Though many countries are still in the throes of lockdown restrictions, UK art galleries and museums can now open their doors to physical visitors. For many, these will be the first in-person art experiences in more than a year. For others, it will be months of show postponements and uncertainty coming to an end. Ultimately, this will provide an alternative to viewing art via pixels, which – bar recent NFT dramas – just hasn’t quite offered the same thrills.
As our diaries begin to rapidly fill, these are the shows, in the city and around the UK, worth pencilling in.

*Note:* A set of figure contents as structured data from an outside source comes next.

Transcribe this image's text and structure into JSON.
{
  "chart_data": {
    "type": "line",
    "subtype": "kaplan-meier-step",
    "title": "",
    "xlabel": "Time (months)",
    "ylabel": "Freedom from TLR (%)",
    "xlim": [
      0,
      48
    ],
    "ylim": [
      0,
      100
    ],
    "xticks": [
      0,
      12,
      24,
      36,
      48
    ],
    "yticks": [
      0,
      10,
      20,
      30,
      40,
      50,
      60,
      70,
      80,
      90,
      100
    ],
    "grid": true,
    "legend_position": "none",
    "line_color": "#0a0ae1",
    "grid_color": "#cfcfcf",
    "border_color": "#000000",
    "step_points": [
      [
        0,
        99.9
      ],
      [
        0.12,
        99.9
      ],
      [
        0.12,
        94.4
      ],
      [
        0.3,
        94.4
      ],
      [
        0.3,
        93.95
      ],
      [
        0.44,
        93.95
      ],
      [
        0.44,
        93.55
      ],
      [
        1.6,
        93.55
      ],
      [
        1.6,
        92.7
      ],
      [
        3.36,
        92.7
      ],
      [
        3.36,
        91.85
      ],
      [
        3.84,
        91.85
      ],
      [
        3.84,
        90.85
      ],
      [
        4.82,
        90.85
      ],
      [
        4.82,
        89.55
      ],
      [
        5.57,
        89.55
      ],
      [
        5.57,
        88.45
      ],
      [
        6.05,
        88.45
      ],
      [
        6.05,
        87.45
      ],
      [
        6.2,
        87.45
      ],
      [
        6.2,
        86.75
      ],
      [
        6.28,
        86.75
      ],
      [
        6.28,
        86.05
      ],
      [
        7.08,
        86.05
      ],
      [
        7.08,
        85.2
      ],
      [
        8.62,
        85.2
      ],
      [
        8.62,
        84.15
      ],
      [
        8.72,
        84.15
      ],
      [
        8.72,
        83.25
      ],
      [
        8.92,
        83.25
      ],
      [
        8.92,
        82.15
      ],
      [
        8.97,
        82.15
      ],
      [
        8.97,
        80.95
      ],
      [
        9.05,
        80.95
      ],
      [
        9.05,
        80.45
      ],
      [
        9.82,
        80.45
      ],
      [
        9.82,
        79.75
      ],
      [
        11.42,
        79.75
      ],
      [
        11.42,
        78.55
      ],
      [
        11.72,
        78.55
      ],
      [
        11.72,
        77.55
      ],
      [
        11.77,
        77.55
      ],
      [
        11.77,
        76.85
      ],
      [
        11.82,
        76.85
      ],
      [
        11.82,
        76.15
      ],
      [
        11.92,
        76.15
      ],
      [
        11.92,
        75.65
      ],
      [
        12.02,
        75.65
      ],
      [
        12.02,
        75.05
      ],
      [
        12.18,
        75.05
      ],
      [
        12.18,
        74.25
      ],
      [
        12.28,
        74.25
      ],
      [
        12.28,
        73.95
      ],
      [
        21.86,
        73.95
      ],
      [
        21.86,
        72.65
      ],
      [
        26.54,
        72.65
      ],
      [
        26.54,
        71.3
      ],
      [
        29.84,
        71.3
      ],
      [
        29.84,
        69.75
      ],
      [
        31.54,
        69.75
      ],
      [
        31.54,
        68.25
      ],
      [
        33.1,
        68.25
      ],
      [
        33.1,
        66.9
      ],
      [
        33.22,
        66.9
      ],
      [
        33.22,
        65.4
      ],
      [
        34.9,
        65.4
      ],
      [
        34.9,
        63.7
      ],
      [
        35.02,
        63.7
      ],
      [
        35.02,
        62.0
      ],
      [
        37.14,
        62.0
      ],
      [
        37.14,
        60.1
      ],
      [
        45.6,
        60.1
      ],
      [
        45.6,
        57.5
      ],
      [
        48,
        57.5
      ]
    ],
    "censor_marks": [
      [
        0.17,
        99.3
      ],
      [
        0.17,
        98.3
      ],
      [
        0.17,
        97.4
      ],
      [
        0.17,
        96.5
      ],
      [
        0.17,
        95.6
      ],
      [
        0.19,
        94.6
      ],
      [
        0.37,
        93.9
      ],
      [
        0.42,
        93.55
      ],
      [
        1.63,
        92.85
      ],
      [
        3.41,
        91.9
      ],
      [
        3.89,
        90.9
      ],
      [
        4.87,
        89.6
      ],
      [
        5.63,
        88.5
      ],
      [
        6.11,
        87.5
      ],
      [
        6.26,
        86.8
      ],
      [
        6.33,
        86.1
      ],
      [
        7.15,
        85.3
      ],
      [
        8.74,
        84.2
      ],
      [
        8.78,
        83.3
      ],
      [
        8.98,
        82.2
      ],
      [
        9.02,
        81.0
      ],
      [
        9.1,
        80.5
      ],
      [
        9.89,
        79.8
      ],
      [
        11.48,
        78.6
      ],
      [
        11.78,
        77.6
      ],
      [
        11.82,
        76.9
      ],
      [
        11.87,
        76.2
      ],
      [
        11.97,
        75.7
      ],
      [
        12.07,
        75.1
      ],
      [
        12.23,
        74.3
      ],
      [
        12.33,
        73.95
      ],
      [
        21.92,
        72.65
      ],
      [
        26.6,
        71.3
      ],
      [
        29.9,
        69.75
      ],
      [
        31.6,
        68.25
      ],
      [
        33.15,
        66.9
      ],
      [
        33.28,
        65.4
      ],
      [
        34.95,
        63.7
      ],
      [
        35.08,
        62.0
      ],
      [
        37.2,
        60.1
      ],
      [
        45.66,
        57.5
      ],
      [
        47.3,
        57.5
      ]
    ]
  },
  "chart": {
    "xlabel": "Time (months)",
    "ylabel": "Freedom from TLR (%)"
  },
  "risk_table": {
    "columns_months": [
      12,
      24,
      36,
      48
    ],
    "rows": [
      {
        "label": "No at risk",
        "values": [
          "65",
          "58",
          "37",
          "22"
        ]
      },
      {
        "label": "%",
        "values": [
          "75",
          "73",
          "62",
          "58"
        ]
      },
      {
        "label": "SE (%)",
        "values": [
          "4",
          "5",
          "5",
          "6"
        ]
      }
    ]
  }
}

Exhibition: Tom Sachs: ‘Ritual’
Location: Thaddaeus Ropac
Dates: Until 31 July
Harbouring potent commentaries on consumerism, branding, and the fetishisation of products, Tom Sachs’ work is never quite what it seems. At Thaddaeus Ropac, Sachs draws on the subcultures of the urban metropolis, specifically the phenomenon of corner shops and their role in the diverse civic demands of modern urban life. Displayed on bespoke pedestals channelling modernist forms, these pieces replicate a clean-lined consumer culture in humble materials like plywood, cardboard, tape and paint. They also bear traces of the hands that made them, a nod to the value of human labour. Sachs illustrates how, when quotidian objects – such as laundry baskets, milk crates, surveillance cameras or leaf blowers – are placed on Brâncușian pedestals, they can be reframed as high art. This layered show merges sociopolitics, the genius of Constantin Brâncuși and the rhythmic rituals of everyday life. As Sachs says of the show: ‘Everything has form, but the objects are selected and presented so that their shapes along with their pedestals engage the viewer in the tradition of modernist sculpture, at eye level on a plateau.’